Jess Walter, Beautiful Ruins

Maybe some live this way or have times like this. I have never experienced such a thought desert. My normal is a head full of competing thoughts, all wanting attention now, sometimes screaming, and always with a song in the background. Except lately.

This is the first time I have been able to write anything in over four months. I could not even read something I had written months ago, much less polish it for a post. I could not force that train of thought.

I am now convinced this is a grief response.

The Thought Desert is one symptom that I am merely existing. Another symptom is my lack of goals. Where do I want to be in five years? Ten years? I used to plan, work on those plans, and push toward the next thing. Now, nothing. Every plan I had in 2018 died with Caleb. For example, we love camping and need to get away on certain days of the year for our mental health, but we could not plan any camping trips this year until last week. This is super late in the season so we did not get great spots because of it.
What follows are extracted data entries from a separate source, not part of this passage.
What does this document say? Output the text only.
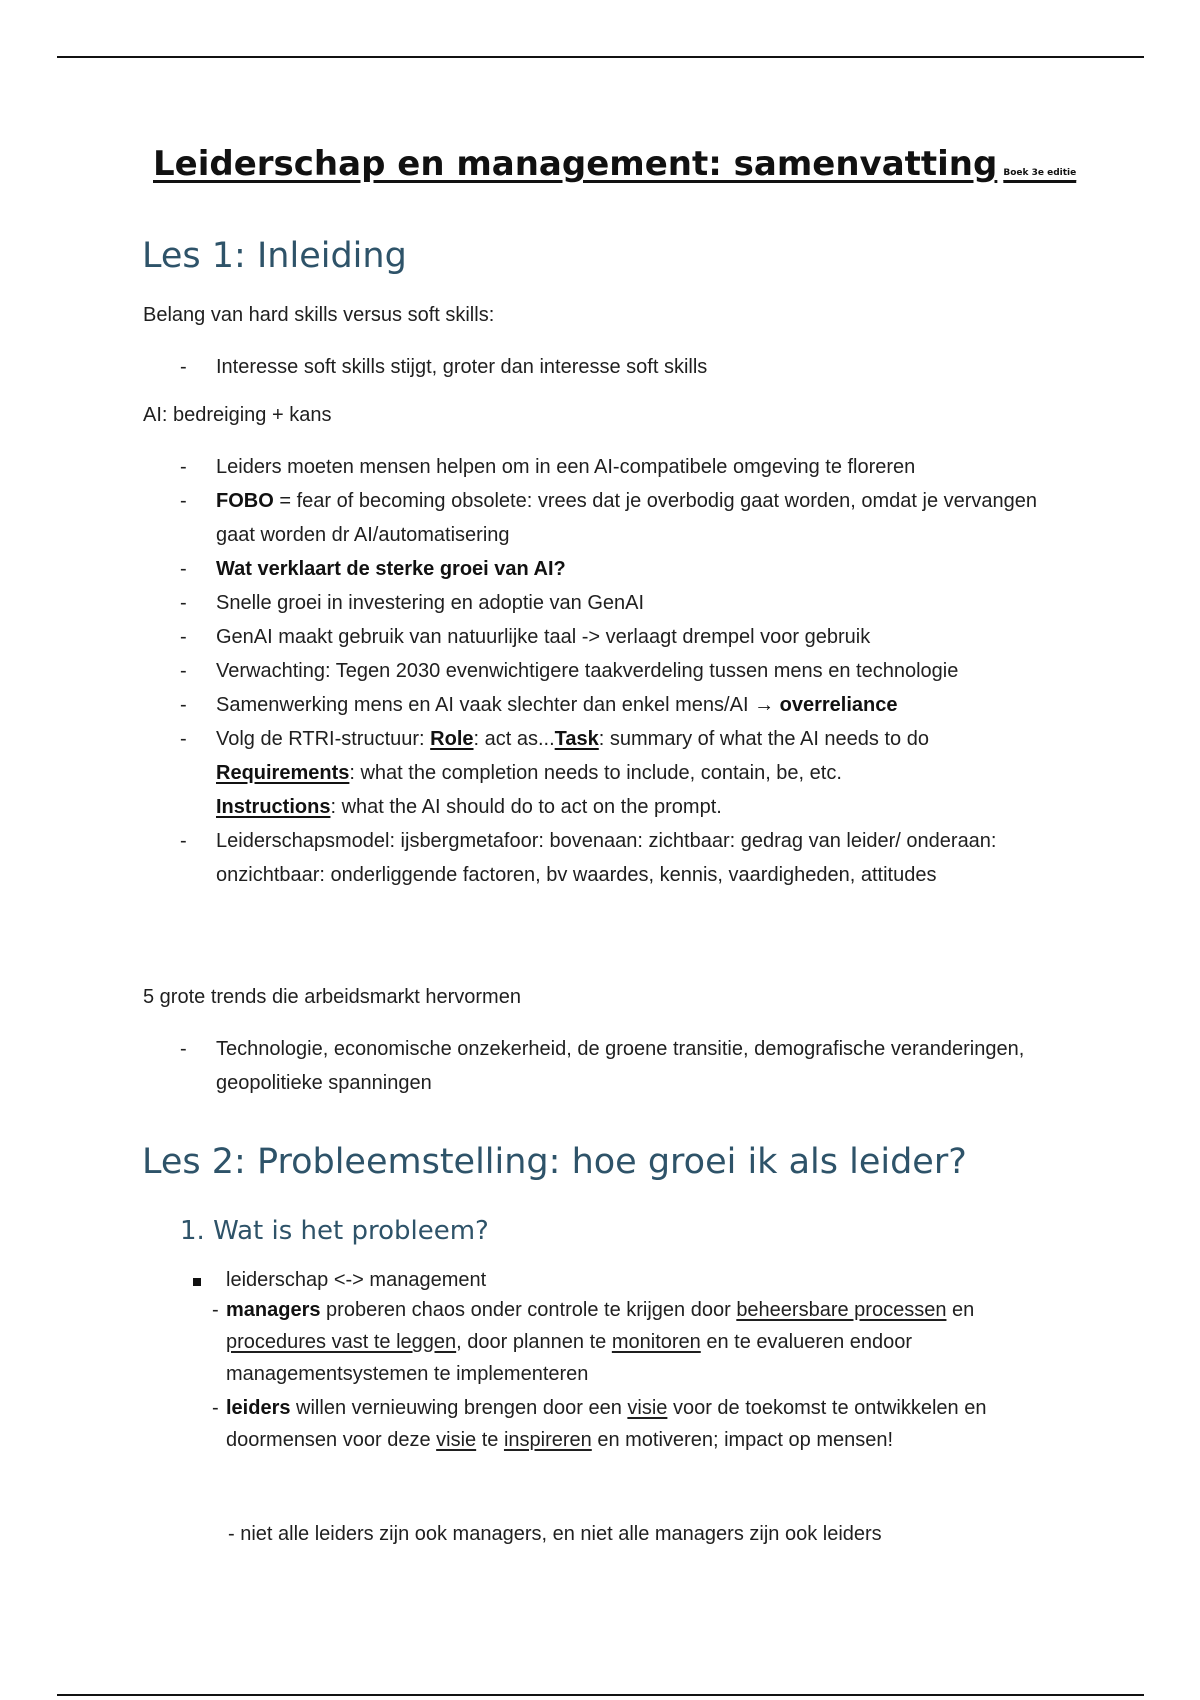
Leiderschap en management: samenvatting Boek 3e editie
Les 1: Inleiding

Belang van hard skills versus soft skills:

- Interesse soft skills stijgt, groter dan interesse soft skills

AI: bedreiging + kans

- Leiders moeten mensen helpen om in een AI-compatibele omgeving te floreren
- FOBO = fear of becoming obsolete: vrees dat je overbodig gaat worden, omdat je vervangen gaat worden dr AI/automatisering
- Wat verklaart de sterke groei van AI?
- Snelle groei in investering en adoptie van GenAI
- GenAI maakt gebruik van natuurlijke taal -> verlaagt drempel voor gebruik
- Verwachting: Tegen 2030 evenwichtigere taakverdeling tussen mens en technologie
- Samenwerking mens en AI vaak slechter dan enkel mens/AI → overreliance
- Volg de RTRI-structuur: Role: act as...Task: summary of what the AI needs to do
Requirements: what the completion needs to include, contain, be, etc.
Instructions: what the AI should do to act on the prompt.
- Leiderschapsmodel: ijsbergmetafoor: bovenaan: zichtbaar: gedrag van leider/ onderaan: onzichtbaar: onderliggende factoren, bv waardes, kennis, vaardigheden, attitudes

5 grote trends die arbeidsmarkt hervormen

- Technologie, economische onzekerheid, de groene transitie, demografische veranderingen, geopolitieke spanningen
Les 2: Probleemstelling: hoe groei ik als leider?
1. Wat is het probleem?
leiderschap <-> management
- managers proberen chaos onder controle te krijgen door beheersbare processen en procedures vast te leggen, door plannen te monitoren en te evalueren endoor managementsystemen te implementeren
- leiders willen vernieuwing brengen door een visie voor de toekomst te ontwikkelen en doormensen voor deze visie te inspireren en motiveren; impact op mensen!
- niet alle leiders zijn ook managers, en niet alle managers zijn ook leiders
Another symptom comes from grief pushing the people around us away. I am not saying the griever pushes them away, but that grief exists makes many pull back. Someone navigating life with a set of friends that suddenly pull away, avoid contact or limit contact, it makes one feel less human. Less present. Merely Existing.

The last way I Merely Exist is the hardest. Most of life passes by like I am in a fishbowl. I cannot interact with the world nor it with me without extreme effort. If I try to think about going to an activity, my anxiety shoots up. Even going to hang out with friends. Is someone new going to be there? Will they ask me about my kids? Even asking how many is a gut punch. Where can I step away if I need a quiet minute? Am I able to slip out politely to leave early? I rarely leave my house other than to take my child to school or get groceries or go to church. Soon my daughter will drive herself, Amazon delivers most things to the house, and church is becoming increasingly difficult – but that’s the subject of another post.

Merely Existing; I am alive, but not actually living.